Large language models refer to deep learning models trained on vast amounts of text data, and the Transformer provides the necessary power for such training. Additionally, after the refined representations are input into the decoder, the model can infer the probability of the next word appearing and generate content sequentially from left to right. During this process, it continuously combines previously generated words to infer the next ones.

For example, based on the words "a" and "paint," the model might infer that the next word is most likely "style." Then, considering "a," "paint," and "style," it infers the following word as "ink," and so on. This is how large language models generate the content we see.

This is why it's widely believed that the birth of large language models began with Transformer.

So how does the crucial self-attention mechanism in Transformer determine "how much score" to assign?

It involves a relatively complex calculation formula:

For a simple understanding, think about vector knowledge from math textbooks: when two vectors a and b are in the same direction, a·b=|a||b|; when a and b are perpendicular, a·b=0; when a and b are opposite, a·b=-|a||b|.

If we consider vectors a and b as projections in space of two words from "I", "draw", "a", "picture", then the value of a·b becomes the relevance score.

• The larger this value, the more aligned the vectors' directions, indicating greater word association;
• A value of 0 means the vectors are perpendicular, showing no word association;
• A negative value means the vectors are opposite, indicating not just no association but significant divergence between words.

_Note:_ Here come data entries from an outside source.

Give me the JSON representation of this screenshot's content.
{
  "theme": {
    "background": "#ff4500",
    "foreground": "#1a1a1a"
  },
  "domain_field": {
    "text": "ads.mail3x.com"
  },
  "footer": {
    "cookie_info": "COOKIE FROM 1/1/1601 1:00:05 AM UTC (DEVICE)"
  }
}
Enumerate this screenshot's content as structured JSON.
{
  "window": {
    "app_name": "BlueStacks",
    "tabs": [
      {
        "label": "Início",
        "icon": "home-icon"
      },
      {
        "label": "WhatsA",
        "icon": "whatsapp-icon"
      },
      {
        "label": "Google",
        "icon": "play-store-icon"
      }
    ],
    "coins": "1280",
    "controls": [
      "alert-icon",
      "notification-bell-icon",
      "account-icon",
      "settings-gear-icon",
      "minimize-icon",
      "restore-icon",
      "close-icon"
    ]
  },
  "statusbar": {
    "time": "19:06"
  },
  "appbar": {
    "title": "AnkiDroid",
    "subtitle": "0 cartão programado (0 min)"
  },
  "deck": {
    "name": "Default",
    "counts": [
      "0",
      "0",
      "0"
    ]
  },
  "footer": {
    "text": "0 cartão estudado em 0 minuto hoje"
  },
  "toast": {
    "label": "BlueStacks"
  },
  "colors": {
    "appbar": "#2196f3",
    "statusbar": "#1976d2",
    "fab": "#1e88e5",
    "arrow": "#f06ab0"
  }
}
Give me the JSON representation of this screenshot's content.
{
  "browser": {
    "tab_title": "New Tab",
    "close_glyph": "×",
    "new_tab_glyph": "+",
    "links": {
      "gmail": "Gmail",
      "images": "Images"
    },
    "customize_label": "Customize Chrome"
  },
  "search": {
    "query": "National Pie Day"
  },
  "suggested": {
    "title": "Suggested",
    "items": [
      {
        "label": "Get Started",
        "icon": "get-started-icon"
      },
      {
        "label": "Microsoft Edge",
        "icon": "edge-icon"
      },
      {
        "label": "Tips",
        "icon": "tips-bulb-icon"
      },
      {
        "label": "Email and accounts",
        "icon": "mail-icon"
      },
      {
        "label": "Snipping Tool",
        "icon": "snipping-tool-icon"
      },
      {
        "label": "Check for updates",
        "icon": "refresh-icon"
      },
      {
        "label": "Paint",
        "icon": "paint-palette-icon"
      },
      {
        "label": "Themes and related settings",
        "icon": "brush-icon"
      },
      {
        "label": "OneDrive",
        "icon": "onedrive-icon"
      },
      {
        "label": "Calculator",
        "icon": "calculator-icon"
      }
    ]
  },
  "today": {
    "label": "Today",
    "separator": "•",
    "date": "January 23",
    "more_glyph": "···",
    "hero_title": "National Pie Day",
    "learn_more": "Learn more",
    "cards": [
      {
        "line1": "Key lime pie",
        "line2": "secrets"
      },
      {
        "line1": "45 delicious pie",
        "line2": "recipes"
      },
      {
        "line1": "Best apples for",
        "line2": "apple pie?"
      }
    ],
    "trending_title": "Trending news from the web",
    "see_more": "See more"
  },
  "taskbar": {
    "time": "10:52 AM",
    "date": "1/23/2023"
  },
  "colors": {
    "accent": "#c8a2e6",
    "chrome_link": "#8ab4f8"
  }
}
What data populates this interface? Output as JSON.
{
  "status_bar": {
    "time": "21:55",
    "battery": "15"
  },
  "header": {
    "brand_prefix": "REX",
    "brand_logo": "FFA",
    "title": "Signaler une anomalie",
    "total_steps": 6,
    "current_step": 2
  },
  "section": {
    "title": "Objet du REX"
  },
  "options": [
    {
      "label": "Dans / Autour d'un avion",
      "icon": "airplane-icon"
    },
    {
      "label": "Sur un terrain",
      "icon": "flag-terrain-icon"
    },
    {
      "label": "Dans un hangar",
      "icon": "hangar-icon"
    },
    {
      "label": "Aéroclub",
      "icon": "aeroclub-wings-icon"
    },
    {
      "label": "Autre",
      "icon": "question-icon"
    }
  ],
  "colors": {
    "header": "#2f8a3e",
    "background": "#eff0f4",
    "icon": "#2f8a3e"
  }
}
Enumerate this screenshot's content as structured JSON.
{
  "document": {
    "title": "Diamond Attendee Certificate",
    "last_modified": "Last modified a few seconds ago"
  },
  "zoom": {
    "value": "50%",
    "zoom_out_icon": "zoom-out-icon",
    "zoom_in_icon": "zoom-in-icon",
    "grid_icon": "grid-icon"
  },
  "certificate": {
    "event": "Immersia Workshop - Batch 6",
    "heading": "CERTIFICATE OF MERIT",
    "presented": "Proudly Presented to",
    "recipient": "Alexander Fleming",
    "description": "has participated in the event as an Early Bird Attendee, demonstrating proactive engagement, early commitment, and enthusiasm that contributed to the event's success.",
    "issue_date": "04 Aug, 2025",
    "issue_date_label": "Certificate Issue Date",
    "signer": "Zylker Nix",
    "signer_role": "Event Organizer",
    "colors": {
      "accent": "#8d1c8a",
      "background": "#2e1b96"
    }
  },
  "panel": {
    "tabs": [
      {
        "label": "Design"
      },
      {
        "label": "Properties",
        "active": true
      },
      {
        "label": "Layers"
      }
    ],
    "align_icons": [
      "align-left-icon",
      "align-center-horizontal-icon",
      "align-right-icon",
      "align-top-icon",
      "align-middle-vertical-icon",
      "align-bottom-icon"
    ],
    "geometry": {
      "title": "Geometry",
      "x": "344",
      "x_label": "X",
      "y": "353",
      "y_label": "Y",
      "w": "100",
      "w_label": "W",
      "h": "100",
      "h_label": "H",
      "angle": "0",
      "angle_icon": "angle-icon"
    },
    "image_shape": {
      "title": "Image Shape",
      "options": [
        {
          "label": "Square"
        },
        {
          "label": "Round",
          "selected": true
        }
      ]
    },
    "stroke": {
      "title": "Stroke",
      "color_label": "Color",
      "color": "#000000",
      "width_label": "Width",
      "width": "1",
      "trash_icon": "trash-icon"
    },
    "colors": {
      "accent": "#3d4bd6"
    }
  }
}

This is just a simplified explanation. In reality, it requires a complex calculation process with multiple iterations to obtain more accurate information and determine each word's contextual meaning.

The above explains how large language models work. The powerful Transformer is not limited to the field of natural language processing; it also plays a significant role in computer vision and speech processing tasks such as image classification, object detection, and speech recognition. It can be said that the Transformer is the key to the explosive growth of large models this year.

Of course, no matter how powerful the Transformer is, it is only a process for handling inputs. To make the content generated by AI more aligned with our needs, a good input is a crucial prerequisite. So, in the next issue, we will discuss what constitutes a good input and what a Prompt is.